At first, Sequeira didn't, either. As he came of age, his first love was the radio, particularly when it broadcast Western pop music. He loved the songs of Connie Francis and, of course, Elvis Presley, but probably not with the fervor of his sister. "She named one of her sons Elvis," he says. But sons weren't in the cards for him. As he recalls, "I began to think about becoming a priest when I was sixteen. I thought it would be a good way to live and to serve God."
After two years of novitiate training and the subsequent study of topics ranging from philosophy to Latin, Sequeira recalls, "I met a Zambian Jesuit and thought going to Zambia would help out. So I volunteered to go, and to my surprise, my request was accepted." He arrived in the country in 1968, a few years after the country gained independence, and enrolled at the University of Zambia, studying economics and mathematics by day and teaching adults how to read and write by night. Four years later, after earning his degree at the U of Z, he sought a master's degree in theology at Hochschule St. Georgen, a Jesuit university in Frankfurt -- and in 1976, after being ordained as a priest in Munich the previous year, he returned to Zambia. He split his time between a position as economist with the country's Ministry of Mines and priestly duties for St. Ignatius Church in the capital city of Lusaka until 1980. But a request he received in 1979 had already pointed him in a new direction.

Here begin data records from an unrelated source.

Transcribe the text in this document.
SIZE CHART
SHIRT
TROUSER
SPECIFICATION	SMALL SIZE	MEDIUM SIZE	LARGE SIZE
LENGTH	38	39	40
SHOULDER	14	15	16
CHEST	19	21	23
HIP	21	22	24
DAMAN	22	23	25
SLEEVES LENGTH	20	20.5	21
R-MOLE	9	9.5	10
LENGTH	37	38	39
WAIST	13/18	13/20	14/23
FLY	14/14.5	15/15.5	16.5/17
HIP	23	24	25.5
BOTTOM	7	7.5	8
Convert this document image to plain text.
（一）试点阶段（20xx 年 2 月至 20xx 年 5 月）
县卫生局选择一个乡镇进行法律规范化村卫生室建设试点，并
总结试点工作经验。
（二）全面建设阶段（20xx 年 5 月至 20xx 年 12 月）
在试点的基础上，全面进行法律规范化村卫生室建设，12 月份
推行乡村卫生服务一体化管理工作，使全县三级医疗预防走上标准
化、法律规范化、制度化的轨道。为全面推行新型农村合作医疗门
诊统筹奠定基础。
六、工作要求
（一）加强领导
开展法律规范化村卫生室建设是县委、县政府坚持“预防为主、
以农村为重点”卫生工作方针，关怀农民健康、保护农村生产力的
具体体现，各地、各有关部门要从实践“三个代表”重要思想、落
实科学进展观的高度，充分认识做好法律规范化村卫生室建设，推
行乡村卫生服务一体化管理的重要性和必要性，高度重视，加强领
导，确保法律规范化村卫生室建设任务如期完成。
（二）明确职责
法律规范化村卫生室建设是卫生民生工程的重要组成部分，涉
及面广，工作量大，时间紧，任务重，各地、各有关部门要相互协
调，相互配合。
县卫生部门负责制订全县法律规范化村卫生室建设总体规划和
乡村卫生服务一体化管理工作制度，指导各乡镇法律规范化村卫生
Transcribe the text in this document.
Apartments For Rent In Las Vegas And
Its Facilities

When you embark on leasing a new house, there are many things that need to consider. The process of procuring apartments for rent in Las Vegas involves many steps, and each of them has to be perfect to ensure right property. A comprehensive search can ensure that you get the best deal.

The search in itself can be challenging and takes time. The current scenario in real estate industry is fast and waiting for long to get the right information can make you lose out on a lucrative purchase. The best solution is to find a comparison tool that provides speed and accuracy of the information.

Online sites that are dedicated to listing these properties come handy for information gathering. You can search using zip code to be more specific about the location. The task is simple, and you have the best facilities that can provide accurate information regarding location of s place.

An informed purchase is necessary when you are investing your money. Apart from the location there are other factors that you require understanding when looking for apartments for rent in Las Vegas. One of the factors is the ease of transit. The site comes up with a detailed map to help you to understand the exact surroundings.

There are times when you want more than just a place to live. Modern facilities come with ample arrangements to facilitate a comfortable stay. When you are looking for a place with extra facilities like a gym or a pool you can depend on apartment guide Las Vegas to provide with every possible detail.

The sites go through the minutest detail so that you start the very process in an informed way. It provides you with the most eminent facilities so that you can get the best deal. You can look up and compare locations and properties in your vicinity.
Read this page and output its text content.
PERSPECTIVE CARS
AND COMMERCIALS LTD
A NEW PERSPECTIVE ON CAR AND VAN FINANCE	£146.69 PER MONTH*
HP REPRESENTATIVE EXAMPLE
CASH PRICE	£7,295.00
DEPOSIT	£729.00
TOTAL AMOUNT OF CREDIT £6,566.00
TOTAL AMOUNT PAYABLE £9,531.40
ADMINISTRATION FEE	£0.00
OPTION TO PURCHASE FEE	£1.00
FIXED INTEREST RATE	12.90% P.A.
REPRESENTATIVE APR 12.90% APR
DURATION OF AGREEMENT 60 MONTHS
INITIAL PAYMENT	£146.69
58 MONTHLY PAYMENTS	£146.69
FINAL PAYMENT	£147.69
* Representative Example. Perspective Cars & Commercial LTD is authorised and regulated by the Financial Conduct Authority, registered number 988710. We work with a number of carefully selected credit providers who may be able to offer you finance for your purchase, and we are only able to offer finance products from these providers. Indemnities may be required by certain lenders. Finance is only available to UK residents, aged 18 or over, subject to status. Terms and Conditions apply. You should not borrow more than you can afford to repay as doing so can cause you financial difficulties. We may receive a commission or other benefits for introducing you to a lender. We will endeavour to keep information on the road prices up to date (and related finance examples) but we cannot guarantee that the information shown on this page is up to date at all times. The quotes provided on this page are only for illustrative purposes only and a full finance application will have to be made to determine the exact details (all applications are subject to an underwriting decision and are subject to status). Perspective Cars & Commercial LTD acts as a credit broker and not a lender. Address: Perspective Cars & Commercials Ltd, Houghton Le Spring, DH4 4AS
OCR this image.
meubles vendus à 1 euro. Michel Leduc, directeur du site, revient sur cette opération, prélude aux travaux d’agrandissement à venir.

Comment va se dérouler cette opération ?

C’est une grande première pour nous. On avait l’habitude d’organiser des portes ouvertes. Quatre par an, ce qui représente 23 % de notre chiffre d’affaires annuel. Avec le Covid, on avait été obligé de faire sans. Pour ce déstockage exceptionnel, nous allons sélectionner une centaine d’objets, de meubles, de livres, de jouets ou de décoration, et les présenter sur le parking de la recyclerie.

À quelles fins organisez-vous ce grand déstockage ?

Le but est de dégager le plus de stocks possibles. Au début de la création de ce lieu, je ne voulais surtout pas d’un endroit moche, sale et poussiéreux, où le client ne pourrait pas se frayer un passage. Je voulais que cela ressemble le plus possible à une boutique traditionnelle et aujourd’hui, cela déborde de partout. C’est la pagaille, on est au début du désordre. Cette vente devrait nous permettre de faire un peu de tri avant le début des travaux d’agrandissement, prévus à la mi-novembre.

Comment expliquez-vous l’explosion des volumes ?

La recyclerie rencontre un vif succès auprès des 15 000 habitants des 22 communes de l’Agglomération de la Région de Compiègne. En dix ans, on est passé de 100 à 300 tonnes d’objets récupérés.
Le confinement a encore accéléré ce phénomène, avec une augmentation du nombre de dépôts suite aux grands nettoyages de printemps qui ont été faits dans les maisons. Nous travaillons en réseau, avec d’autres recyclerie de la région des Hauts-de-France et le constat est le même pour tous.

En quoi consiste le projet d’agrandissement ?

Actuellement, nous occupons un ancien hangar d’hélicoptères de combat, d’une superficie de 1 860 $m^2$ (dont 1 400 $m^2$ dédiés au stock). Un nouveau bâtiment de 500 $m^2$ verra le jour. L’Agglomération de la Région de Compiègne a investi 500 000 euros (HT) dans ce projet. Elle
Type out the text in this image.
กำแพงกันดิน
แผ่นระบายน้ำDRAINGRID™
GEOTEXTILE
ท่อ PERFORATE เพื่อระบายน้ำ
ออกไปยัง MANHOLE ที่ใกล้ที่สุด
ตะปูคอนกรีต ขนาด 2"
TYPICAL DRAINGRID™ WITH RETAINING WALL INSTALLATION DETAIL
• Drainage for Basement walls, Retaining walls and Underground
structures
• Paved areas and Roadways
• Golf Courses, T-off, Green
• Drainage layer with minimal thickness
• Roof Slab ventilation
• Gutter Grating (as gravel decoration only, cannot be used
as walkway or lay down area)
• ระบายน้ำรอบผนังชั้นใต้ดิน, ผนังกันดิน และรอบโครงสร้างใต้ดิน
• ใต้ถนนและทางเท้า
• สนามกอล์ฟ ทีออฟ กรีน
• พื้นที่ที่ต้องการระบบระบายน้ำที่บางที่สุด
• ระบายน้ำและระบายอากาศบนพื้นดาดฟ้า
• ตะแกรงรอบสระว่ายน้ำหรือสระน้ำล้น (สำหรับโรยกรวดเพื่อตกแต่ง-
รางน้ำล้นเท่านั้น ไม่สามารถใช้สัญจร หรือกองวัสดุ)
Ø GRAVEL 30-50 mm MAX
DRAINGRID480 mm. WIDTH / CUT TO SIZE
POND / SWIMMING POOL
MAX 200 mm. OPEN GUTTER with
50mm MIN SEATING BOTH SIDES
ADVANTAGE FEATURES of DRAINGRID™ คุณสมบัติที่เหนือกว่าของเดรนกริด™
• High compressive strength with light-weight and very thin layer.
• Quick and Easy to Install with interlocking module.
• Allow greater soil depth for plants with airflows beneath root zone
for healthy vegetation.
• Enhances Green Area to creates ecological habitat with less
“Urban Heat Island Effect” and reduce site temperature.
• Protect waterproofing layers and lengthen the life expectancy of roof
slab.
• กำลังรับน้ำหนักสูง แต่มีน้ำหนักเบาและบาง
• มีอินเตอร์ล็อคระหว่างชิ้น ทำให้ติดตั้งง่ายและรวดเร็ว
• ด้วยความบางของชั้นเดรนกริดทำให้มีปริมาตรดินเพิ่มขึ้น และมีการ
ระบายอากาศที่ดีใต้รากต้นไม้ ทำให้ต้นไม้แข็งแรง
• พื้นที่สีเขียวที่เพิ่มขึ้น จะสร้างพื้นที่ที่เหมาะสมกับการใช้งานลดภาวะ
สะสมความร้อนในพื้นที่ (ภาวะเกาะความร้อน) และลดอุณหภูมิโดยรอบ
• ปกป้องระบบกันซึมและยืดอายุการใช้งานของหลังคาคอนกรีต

"The diocese needed somebody to run a printing press," Sequeira says. "It had been built by Italian sisters, but no one could run it. They brought in a German master printer, but nothing was happening. So they asked me if I could take it over." Soon after accepting this charge, he discovered how difficult it would be. "In Africa, it's not like the U.S., where you can find somebody to do the job. If you ask someone what is wrong and they come back with a big bill but only tell you why it won't work, you have to be prepared. Management is a much more down-to-earth job."
Improvements were far from instantaneous; Sequeira estimates that it took three years to get the press cranking at full strength. Fortunately, the contraption was among the best in the country, and once it worked the way it should, he had plenty of customers. He wound up subsidizing the publication of religious books with printing jobs for the Zambian government and the nation's airline.
Sequeira's success with the press made him seem like a media expert in the eyes of the church hierarchy. That's why, in 1988, he was invited to move to Vatican City and take over the Africa service for Vatican Radio, a broadcasting arm known on its Web site, www.VaticanRadio.org, as "the Pope's voice."